Hey, Babe, you're gonna be a famous person one of these days and
you should learn to hold your tongue. Especially in front of the
press. How'd you like to wake up one day, and you've said something
off the top of your head and have to read about it the next day,
like that's supposed to be where you're at?
The mentality of the writer is like the 'psychology' of the voyeur.
Journalists never seem to speak about themselves like other people
do. They absorb like a sponge and never really discuss their own
psyche. I think that. . .like. . .I think art, which is like
beauty, is the revelation of beauty, beauty is an absolute, you
dig? And I think it's rooted in a disinterested perception of the
real world. Striking an evenness, a balance between object and
receiver, like revealing the world with no connotation at all.
None, no bullshit.
You know when you've done it, and if you haven't, you are still on
the way. But me, if I get something really good, I'm gonna lay it
out, do you dig? But a lot of it gets into that "He was standing
there on the street step with his eyeball exposed." My perspective
when people ask me questions is like I tell them where it's at over
and over and over again. Me, me, me. . .But then, that's only part
of it, part of the thing; not the whole answer.

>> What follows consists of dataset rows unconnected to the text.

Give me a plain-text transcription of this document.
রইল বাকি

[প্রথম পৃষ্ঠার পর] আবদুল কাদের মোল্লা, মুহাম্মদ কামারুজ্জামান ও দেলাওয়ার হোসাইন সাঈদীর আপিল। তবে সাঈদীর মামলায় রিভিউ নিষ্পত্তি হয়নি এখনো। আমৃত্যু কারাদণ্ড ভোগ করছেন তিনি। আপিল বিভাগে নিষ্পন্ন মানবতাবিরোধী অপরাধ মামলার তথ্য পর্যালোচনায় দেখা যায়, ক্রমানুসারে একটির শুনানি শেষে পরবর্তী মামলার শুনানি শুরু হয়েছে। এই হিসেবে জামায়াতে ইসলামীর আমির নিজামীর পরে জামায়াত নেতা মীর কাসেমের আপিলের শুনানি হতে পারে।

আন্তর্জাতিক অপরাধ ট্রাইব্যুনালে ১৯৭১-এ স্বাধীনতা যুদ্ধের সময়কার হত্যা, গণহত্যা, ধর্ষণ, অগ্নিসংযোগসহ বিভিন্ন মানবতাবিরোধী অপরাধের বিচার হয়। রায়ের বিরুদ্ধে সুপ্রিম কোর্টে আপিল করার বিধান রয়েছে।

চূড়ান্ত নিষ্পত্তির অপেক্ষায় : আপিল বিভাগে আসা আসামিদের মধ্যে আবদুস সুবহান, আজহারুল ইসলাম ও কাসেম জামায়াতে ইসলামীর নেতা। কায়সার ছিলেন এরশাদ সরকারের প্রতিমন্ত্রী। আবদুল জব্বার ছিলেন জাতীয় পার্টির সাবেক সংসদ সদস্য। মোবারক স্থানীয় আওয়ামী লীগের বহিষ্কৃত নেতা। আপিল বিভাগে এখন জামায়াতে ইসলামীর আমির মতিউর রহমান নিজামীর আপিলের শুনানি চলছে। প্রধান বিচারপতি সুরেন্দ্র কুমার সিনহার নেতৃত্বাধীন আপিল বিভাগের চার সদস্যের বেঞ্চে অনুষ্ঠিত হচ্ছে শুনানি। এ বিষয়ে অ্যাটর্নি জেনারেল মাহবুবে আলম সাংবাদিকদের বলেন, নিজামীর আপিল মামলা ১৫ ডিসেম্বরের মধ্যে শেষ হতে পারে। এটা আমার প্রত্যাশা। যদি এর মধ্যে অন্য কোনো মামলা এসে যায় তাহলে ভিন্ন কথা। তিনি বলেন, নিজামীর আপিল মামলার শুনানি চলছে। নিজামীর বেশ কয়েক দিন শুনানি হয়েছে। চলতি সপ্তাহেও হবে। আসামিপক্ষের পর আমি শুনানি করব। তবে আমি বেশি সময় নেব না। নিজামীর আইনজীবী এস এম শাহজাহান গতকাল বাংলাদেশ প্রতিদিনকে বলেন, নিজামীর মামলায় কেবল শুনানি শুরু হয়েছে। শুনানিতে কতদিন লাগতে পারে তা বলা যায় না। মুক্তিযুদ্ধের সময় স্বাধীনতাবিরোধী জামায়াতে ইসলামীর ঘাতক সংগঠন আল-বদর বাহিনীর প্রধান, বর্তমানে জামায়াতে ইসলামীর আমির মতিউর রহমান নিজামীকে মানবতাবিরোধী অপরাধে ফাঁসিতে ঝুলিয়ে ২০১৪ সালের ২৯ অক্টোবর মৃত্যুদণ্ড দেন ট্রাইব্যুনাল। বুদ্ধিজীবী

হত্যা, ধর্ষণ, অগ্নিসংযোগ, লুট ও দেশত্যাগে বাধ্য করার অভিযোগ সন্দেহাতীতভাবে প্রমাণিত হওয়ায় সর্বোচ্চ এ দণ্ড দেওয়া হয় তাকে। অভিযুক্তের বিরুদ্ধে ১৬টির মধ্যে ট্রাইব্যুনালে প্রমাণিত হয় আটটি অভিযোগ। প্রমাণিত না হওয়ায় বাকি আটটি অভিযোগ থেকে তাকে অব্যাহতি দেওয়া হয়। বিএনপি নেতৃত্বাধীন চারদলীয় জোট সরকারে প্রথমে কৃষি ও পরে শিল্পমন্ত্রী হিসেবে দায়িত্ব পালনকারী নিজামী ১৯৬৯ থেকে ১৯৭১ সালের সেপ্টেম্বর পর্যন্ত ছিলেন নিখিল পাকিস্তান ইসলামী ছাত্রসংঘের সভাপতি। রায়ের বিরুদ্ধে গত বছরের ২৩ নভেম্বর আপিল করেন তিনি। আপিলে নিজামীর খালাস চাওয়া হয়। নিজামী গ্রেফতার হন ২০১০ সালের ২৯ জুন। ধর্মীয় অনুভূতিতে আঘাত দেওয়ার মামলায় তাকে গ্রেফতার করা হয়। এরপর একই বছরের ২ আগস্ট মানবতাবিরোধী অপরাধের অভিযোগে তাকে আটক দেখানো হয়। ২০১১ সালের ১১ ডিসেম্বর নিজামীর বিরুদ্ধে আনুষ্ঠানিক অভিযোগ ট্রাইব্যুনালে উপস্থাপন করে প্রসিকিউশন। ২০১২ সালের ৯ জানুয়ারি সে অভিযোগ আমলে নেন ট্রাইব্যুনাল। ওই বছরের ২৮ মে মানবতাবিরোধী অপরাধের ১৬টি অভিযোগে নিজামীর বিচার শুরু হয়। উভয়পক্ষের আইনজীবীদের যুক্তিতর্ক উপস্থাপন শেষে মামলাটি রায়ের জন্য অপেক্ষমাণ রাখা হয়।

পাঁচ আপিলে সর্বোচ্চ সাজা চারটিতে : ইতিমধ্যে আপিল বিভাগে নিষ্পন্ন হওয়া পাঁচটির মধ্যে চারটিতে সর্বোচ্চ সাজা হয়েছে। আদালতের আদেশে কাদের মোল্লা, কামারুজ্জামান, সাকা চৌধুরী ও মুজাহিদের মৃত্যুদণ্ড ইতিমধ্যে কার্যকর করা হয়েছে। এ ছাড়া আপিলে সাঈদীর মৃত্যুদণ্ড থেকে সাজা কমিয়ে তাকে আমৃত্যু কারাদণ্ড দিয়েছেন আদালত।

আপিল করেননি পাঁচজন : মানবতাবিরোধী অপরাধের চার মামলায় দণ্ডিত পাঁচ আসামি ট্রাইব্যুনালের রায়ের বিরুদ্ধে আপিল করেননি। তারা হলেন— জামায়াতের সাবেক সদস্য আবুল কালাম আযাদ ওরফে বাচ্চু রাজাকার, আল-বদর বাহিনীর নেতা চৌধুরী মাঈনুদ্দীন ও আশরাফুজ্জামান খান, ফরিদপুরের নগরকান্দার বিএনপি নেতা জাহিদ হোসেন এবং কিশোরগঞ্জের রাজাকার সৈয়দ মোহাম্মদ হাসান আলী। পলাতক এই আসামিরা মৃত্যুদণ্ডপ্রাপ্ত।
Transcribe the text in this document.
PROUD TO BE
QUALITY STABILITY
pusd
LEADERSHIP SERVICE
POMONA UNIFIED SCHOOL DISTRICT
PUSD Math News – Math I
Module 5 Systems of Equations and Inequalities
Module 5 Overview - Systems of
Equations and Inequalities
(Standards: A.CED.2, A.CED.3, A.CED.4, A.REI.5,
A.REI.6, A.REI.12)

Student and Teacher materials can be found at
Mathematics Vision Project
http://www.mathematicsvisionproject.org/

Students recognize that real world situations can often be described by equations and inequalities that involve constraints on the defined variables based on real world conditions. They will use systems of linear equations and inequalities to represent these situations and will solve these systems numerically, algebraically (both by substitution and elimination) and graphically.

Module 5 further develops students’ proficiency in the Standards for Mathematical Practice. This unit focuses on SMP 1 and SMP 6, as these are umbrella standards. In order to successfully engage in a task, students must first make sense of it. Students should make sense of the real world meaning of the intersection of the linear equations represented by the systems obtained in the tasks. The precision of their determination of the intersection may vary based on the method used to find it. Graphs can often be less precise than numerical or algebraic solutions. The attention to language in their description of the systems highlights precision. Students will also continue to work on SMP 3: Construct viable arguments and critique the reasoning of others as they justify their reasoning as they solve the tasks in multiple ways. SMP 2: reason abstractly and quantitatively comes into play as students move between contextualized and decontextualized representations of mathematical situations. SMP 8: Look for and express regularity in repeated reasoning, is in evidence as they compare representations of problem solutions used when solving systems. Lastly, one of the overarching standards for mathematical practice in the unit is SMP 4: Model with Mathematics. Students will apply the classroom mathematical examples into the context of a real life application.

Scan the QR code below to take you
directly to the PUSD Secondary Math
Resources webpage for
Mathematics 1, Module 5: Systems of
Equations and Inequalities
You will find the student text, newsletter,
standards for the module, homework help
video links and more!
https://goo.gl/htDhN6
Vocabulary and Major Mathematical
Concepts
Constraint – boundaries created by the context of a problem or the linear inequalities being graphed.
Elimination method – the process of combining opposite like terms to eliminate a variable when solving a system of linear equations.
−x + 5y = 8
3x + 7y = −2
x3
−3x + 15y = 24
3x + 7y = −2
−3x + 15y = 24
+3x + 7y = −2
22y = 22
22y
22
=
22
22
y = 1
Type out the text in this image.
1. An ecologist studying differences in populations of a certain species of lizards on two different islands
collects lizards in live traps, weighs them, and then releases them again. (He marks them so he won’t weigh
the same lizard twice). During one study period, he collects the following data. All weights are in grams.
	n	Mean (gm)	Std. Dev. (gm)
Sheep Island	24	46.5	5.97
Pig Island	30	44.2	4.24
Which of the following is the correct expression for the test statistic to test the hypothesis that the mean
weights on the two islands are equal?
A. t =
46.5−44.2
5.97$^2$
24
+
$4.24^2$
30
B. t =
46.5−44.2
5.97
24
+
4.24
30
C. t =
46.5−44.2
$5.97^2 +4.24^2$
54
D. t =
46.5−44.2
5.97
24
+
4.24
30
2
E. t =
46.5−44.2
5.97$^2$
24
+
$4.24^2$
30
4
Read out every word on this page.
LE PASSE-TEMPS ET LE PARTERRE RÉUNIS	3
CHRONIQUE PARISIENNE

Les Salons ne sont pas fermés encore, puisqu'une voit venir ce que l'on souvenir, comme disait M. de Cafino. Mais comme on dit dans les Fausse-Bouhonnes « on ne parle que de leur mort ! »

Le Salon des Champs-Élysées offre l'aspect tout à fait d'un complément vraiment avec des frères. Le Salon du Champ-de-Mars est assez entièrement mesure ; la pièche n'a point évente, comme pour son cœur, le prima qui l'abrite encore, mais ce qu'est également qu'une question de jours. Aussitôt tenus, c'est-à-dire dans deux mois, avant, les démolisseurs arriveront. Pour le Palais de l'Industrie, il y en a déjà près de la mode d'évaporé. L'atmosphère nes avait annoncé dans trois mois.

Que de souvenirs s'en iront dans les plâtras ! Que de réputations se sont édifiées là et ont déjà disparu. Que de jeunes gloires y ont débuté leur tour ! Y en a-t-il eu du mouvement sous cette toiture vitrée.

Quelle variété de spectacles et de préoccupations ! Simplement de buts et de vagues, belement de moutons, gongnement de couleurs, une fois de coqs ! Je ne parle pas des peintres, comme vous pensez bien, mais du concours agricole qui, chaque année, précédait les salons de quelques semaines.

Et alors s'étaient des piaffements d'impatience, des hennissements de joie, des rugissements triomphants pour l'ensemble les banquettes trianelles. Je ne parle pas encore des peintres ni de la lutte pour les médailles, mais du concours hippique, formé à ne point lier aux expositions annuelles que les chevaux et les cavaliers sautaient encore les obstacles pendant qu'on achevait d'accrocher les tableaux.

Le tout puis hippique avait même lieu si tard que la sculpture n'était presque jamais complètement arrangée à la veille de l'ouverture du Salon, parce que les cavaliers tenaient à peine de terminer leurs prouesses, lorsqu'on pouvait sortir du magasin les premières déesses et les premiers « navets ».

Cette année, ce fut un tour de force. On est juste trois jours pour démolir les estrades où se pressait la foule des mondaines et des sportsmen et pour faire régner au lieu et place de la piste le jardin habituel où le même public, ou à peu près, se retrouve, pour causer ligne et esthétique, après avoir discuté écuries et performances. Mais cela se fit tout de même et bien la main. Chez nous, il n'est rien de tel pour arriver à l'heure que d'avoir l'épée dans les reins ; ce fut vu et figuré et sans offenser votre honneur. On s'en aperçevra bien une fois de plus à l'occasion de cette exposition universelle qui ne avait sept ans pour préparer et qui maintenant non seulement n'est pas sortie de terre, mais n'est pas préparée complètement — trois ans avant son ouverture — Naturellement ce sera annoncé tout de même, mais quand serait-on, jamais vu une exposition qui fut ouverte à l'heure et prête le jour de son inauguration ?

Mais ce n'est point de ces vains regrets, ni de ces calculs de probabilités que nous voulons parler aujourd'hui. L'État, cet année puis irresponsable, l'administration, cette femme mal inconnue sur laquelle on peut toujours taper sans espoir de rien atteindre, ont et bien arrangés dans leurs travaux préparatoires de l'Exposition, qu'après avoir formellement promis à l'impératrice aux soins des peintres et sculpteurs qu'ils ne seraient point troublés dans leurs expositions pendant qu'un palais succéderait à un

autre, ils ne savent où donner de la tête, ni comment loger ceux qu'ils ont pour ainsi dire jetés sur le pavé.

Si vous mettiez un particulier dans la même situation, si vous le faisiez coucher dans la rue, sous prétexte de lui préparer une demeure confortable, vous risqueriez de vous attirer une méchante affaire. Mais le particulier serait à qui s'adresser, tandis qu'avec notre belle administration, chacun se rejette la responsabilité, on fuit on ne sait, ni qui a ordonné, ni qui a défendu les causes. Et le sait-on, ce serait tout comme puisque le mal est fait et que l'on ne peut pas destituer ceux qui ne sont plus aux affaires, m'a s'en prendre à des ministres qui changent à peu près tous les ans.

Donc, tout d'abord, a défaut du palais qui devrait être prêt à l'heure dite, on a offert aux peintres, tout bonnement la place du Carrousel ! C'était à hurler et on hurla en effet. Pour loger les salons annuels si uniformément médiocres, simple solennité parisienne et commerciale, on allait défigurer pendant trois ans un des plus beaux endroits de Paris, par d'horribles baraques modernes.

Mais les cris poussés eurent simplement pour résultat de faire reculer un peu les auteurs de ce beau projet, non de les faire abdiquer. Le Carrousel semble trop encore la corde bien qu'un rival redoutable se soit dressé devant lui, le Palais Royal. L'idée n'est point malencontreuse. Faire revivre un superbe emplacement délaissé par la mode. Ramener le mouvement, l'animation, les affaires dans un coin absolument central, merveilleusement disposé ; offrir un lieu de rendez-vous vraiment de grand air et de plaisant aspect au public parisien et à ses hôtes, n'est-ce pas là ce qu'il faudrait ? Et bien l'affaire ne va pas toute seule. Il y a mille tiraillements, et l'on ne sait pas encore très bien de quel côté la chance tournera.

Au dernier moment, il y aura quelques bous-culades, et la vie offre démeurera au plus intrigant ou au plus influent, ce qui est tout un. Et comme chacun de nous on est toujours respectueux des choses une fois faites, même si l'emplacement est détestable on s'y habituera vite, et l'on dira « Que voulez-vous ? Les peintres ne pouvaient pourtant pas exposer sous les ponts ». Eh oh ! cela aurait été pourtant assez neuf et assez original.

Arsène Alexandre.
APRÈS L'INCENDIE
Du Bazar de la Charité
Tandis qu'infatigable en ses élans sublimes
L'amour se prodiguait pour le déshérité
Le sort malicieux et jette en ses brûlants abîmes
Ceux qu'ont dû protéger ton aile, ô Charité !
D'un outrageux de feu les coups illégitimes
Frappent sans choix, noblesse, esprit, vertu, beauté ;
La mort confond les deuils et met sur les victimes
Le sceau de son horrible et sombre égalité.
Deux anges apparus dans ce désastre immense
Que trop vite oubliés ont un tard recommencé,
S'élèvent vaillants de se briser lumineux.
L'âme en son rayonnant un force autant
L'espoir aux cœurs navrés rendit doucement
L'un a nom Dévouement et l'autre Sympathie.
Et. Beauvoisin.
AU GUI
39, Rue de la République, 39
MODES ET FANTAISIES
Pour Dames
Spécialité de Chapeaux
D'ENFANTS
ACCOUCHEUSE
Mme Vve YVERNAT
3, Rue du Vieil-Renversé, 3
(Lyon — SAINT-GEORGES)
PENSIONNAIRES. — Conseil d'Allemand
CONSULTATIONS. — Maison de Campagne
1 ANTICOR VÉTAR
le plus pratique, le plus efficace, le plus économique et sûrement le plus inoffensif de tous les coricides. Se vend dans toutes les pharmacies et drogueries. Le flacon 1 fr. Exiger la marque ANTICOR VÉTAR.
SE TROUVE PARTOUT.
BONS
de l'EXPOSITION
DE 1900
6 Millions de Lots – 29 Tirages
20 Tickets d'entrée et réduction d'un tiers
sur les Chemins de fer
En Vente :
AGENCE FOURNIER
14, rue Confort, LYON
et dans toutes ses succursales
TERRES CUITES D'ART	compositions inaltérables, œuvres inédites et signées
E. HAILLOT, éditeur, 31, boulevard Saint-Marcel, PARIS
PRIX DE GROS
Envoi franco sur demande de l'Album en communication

There's a little more to it than that. Yeah, like I think that
there is a sub-world in which everybody is sleeping. This whole
other world that everybody's trying to forget, but which we
remember, immediately everybody knows it. But people love the game.
The Game. They really dig it and nobody is supposed to admit that
it's a game. They won't. If they did, then they would ruin the
game.
In the middle of the baseball game, like if someone ran out and
said, "It's a game, man, just a fucking game, this is fucked. Are
you kidding me? It's just a fucking game." Well, everybody would
say "Wow, man, get that fucking clown out of here." They'd go home,
eat a big meal, ball their old lady, and then be right there. He
who laughs last, laughs his ass off.
Babe: Can you dig that? Do you know what he's saying? I think
you're serious, I haven't been able to dig it completely yet, but
it's there, I know it's there.
(Later)
JM: It's weird. People in here, after the initial glimpse, just
start going on their own trips, talking, eating, drinking. Do you
know what it is? I bet that was the appeal of the brothel. Like the
atmosphere, a place for conversation.
Man, this is the place I'd really like to work, only instead of
business men, it would be business women, you know, just stopping
by for a little drink before. . .I must say, she is my favorite.
She's out of sight. . .I think it's a mistake to have their breasts
exposed. An error in theatrics. They should be wearing some thin
negligee. Mystery. . .
Babe: That's what turns me off to some of the hippie chicks. I
guess I'm old fashioned enough to still want some femininity and
expect a little mystery. But those chicks in Levis and scraggly
hair really turn me off.
JM: I like chicks in Levis. My taste is like whoever approaches me,
I think it's groovy.
JC: Sounds pretty exhausting.
Babe: You know what's a groovy word? Bellwether: leader of a
mindless crowd. That's what you are, Jim, the leader of a mindless
crowd.
JM: Babe, that's what I mean. You got to learn to curb your tongue.
I can see what it will be like. John would say, "and then Babe said
you know what you are Jim? The leader of a mindless crowd." If you
print that, John, I won't kill you, I'll haunt you. They all have
minds.
Maybe collectively. . .a crowd together really has no mind.
Individually everybody does. They all have bitchin' minds. Like, I
bet there's more philosophy in some 16 year old chick's mind than
you ever dreamed of in your whole cigarette. Some of those letters
to those fan magazines are really lonely and deep and open. Some of
them are bullshit. I don't read many, but some that I've read
really knocked me out. Really open, sincere. Anyway, you got to
learn to hold your tongue. Can you remember that?
Babe: I'll remember that. I'll keep silent like deep water.
Whenever I say anything from now on, it will be such a profundity
that you guys will just fall out of your chairs.